Brazing is a genre of heat treating that doesn’t receive a lot of attention unless it’s related to aerospace or commercial aviation. However, a myriad of items like chain saw clutch housings, lawn mower parts, stainless steel heat exchanger, and dozens of commercial components contain assemblies that have copper-brazed components.
Brazing is the process of joining two or more parts or subassemblies by melting a metal or alloy at the fabricated seams to act like glue, permanently connecting the items to form a complete assembly. The copper for this discussion can be a paste, solid pellet, or washer-shaped element positioned between parts. When the copper melts, it can flow and completely fill the space between parts, forming a solid and sealed bond.
In principle, the process sounds simple. However, great care must be taken to assure that the gap between the joining parts is sufficiently large to hold enough copper, but not so large that copper flows out of the joint. Copper melts at approximately 1,998°F (1,092°C). Therefore, the complete assembly must be heated to about 2,050°F (1,121°C) in a furnace or induction machine.
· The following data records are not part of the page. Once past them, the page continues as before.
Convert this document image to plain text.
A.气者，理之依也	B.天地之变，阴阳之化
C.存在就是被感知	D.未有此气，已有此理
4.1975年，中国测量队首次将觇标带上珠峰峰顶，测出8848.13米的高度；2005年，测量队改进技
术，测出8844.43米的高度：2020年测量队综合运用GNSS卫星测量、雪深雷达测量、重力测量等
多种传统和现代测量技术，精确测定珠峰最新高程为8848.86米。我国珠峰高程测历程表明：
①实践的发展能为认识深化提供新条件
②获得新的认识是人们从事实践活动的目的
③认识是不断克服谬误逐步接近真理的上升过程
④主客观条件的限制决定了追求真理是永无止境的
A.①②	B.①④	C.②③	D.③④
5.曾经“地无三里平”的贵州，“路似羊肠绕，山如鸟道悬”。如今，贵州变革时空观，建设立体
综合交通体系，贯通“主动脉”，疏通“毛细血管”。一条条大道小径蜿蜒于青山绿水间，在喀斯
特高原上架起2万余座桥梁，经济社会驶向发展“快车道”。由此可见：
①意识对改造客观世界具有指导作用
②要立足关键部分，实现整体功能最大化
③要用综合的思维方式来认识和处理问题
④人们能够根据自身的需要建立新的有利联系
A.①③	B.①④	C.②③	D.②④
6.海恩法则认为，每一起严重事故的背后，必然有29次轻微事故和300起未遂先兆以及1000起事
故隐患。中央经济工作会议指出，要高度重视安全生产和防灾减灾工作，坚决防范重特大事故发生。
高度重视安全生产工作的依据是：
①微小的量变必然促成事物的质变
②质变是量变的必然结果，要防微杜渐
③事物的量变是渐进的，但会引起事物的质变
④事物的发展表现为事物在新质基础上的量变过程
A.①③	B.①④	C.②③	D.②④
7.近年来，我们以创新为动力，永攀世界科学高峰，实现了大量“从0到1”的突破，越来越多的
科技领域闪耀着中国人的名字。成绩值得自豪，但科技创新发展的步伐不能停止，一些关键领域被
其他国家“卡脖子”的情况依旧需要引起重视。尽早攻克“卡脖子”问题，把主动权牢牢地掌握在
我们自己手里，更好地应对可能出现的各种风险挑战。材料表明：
In batch furnace brazing, the typical procedure will heat the charge to 1,950°F (1,065°C), allow a soak for uniformity, and then heat rapidly to 2,050°F (1,121°C) and soak for approximately three to five minutes; then cool. Holding too long at brazing temperature will allow the molten copper to flow out of the joint, resulting in a weak assembly. Conversely, a short soak will not allow the copper via capillary action to flow completely into joint volume.
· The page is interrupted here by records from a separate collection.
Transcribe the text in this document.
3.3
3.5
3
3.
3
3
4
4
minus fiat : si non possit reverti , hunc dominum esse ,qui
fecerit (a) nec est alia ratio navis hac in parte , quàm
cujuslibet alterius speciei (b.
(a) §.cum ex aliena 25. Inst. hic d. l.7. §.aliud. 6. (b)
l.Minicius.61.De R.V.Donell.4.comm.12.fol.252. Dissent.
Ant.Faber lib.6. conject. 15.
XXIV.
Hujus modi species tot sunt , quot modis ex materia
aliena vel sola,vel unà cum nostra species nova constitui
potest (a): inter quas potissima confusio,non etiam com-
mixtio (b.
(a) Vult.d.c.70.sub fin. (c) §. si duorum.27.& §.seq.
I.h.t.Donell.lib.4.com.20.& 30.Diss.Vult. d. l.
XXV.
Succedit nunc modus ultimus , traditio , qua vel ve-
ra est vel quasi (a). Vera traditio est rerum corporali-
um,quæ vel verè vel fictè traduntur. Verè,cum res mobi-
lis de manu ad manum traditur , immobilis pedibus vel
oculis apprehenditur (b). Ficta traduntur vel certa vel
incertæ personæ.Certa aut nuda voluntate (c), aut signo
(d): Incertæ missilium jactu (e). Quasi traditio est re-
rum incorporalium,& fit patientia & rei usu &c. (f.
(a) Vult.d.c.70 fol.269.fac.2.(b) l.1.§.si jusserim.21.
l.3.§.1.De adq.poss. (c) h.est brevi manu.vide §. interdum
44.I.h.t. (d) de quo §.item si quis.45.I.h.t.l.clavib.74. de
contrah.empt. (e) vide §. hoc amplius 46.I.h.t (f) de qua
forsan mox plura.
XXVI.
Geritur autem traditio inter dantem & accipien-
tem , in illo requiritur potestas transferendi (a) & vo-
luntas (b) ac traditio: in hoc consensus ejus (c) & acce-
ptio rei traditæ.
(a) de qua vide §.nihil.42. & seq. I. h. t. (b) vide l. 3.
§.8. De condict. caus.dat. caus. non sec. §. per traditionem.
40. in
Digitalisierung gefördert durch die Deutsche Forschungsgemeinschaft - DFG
Mild- or low-carbon steel and austenitic stainless steels are the most common materials brazed. Since the components are heated to such a high temperature, rarely are the parts quenched after brazing, so there’s no need for alloy steel. Having said that, there are instances where the assembly for faster processing is quenched. In that case, the temperature is lowered after brazing to solidify the braze metal and to reach the austenitic soak temperature, which is held for equalization and then quenched in gas or oil.
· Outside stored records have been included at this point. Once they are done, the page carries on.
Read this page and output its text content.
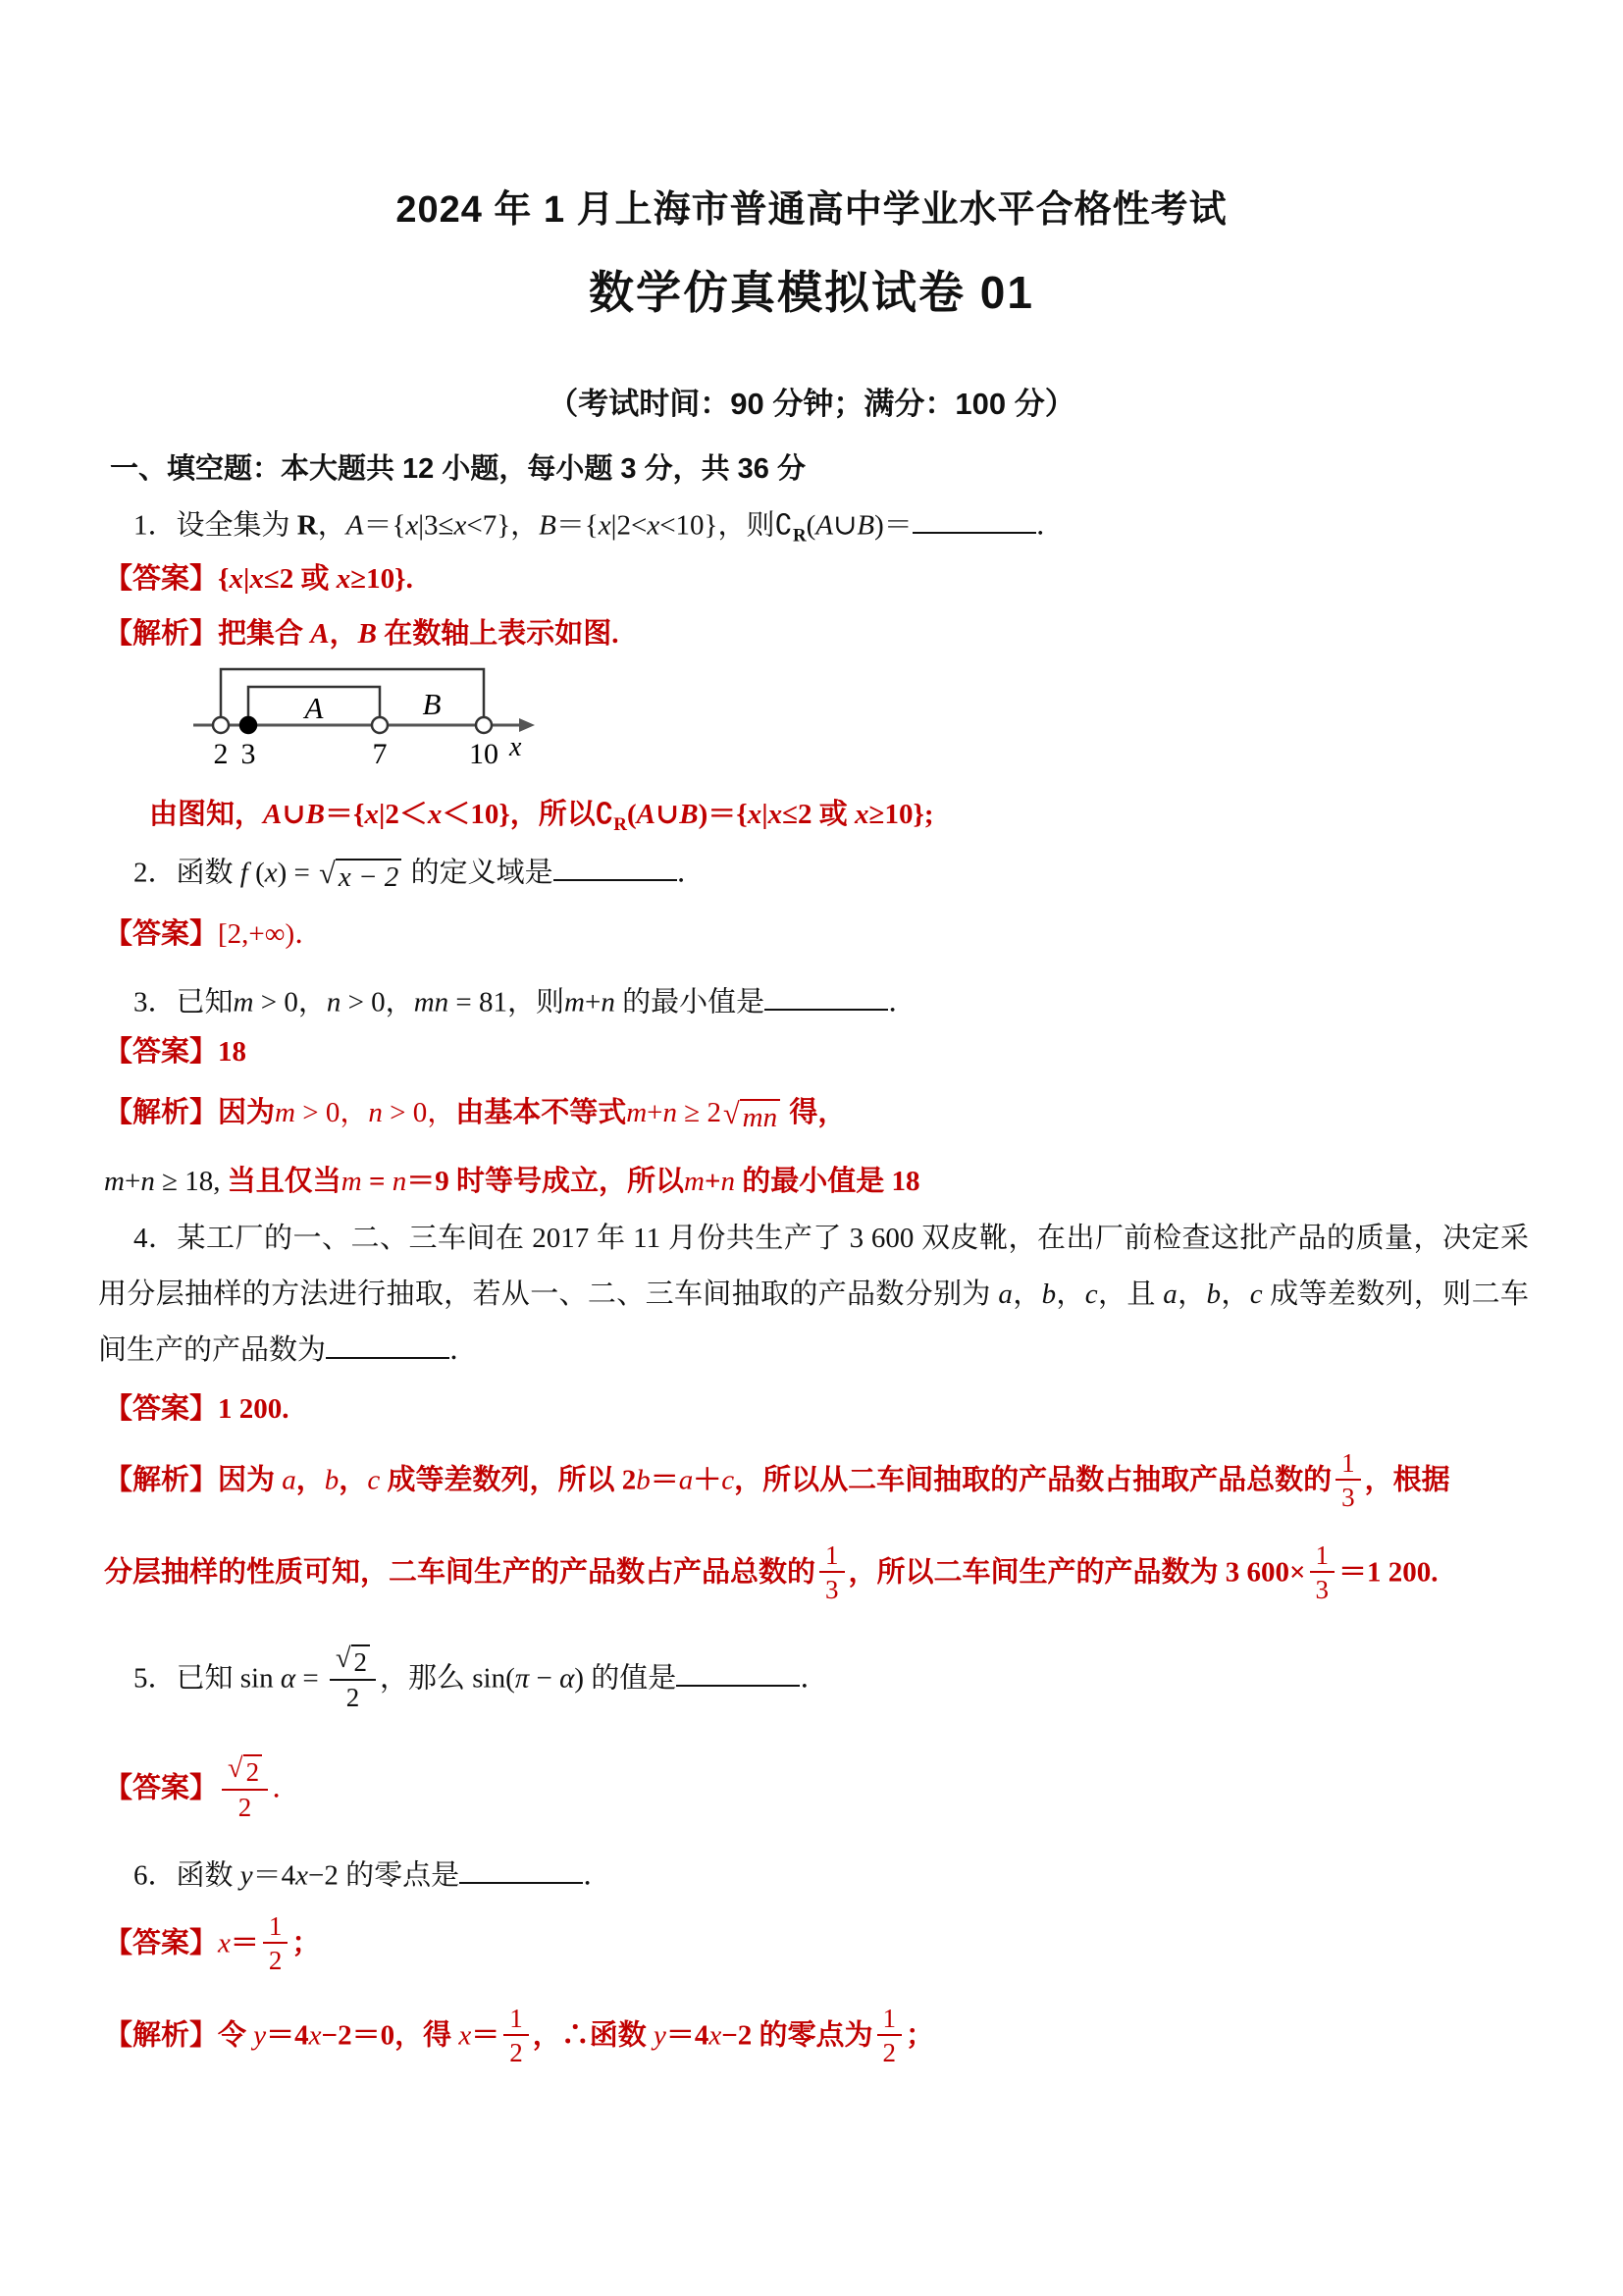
2024 年 1 月上海市普通高中学业水平合格性考试
数学仿真模拟试卷 01
（考试时间：90 分钟；满分：100 分）
一、填空题：本大题共 12 小题，每小题 3 分，共 36 分
1．设全集为 R，A＝{x|3≤x<7}，B＝{x|2<x<10}，则$∁_R(A\cup B)=$	．
【答案】{x|x≤2 或 x≥10}.
【解析】把集合 A，B 在数轴上表示如图.
A	B
2 3	7	10 x
由图知，A∪B＝{x|2＜x＜10}，所以$∁_R(A\cup B)=\{x|x\le 2$ 或 x≥10};
2．函数 f (x) = √ x − 2 的定义域是	．
【答案】[2,+∞)．
3．已知m > 0，n > 0，mn = 81，则m+n 的最小值是	．
【答案】18
【解析】因为m > 0，n > 0，由基本不等式m+n ≥ 2 √ mn 得，
m+n ≥ 18, 当且仅当m = n＝9 时等号成立，所以m+n 的最小值是 18
4．某工厂的一、二、三车间在 2017 年 11 月份共生产了 3 600 双皮靴，在出厂前检查这批产品的质量，决定采用分层抽样的方法进行抽取，若从一、二、三车间抽取的产品数分别为 a，b，c，且 a，b，c 成等差数列，则二车间生产的产品数为	．
【答案】1 200.
【解析】因为 a，b，c 成等差数列，所以 2b＝a＋c，所以从二车间抽取的产品数占抽取产品总数的 $\frac{1}{3}$ ，根据
分层抽样的性质可知，二车间生产的产品数占产品总数的 $\frac{1}{3}$ ，所以二车间生产的产品数为 3 $600\times \frac{1}{3} =1$ 200.
5．已知 $\sin \alpha = \frac{√ 2}{2}$ ，那么 sin(π − α) 的值是	．
【答案】 $\frac{√ 2}{2}$ ．
6．函数 y＝4x−2 的零点是	．
【答案】$x= \frac{1}{2}$ ；
【解析】令 y＝4x−2＝0，得 $x= \frac{1}{2}$ ，∴函数 y＝4x−2 的零点为 $\frac{1}{2}$ ；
Two types of protective atmospheres have been used for copper brazing: DA (dissociated ammonia, which is 75 percent hydrogen and 25 percent nitrogen) in atmosphere furnaces and vacuum-purged partial pressure batch systems.
Historically, continuous mesh belts and hump-back furnaces have been popular for copper brazing employing a DA atmosphere. Where production requirements dictate, batch vacuum furnaces have satisfied much of the demand because DA is an extremely explosive gas. Also, the service life of the mesh belt operating at 2,050°F (1,121°C) is not long — months not years. Another issue facing the mesh belt and batch system is part vibration during loading a motion through the furnace. Depending on the component design, some parts may not retain the proper spacing traveling through the furnace. In these cases, the assemblies, such as stainless steel oil heat exchangers, must be bolted together, necessitating an anti-size compound on the bolted fixture to keep the threads from seizing. Attention must be paid to the composition of the thread lube so any outgassing or vaporizing does not contaminate the atmosphere. A case in point involved applying milk of magnesia to bolt and nut fasteners. Even though time was allowed for the milk of magnesia to dry, the hygroscopic nature allowed the milk of magnesia to re-absorb water on humid days, releasing water into the atmosphere. In the past, changing to alumina (aluminum oxide) solved the issue.
Hump-back mesh belt furnaces have been popular for copper brazing because the hot zone is located in the elevated hump. The belt traverses an incline up to the horizontal hot zone and then descends back down to the cooling section for discharge. The hump provides an ideal isolation for the DA atmosphere by trapping the gas in the hump, thereby increasing the pressure as the gas is forced to exit at the lower ends.
Taking over the majority of copper brazing today, single chamber vacuum furnaces eliminate the explosive hazard of the DA. A typical cycle will include evacuating the vessel to below 50 microns (0.066 millibar) in graphite-lined furnaces and less than 10 microns (0.0133 millibar) in non-graphite-lined furnaces when processing ferrous or mild steel assemblies. When copper brazing stainless steel, a hydrogen partial pressure will be required to de-pacify the chromium oxide and allow the molten copper to “wet” the stainless steel.
When brazing mild steel or stainless steel, the process is the same except for the partial pressure gas. The furnace is evacuated, as mentioned above, and then heated to 1,950°F (1,065°C). At approximately 1,500°F (815°C), the partial pressure is enabled to 500 to 700 microns (0.66 to 0.93 millibar) while heating to 1,950°F (1,065°C) and soaking for uniformity. Rapidly heat to 2,050°F (1,121°C), braze, and cool completes the process. Maintaining a partial pressure is a critical part of the process for two reasons. It’s important for de-pacifying stainless steel with hydrogen and with nitrogen for mild steel and to keep from vaporizing the molten copper — another misfortune experienced by an inexperienced staff of a trucking company that’s brazing engine valves when they brazed the hot zone door closed. With no partial pressure and the very low vacuum level achieved by the oil diffusion pump that clearly is not required for copper brazing, the molten copper can vaporize and condense on the first cool surfaces it encounters.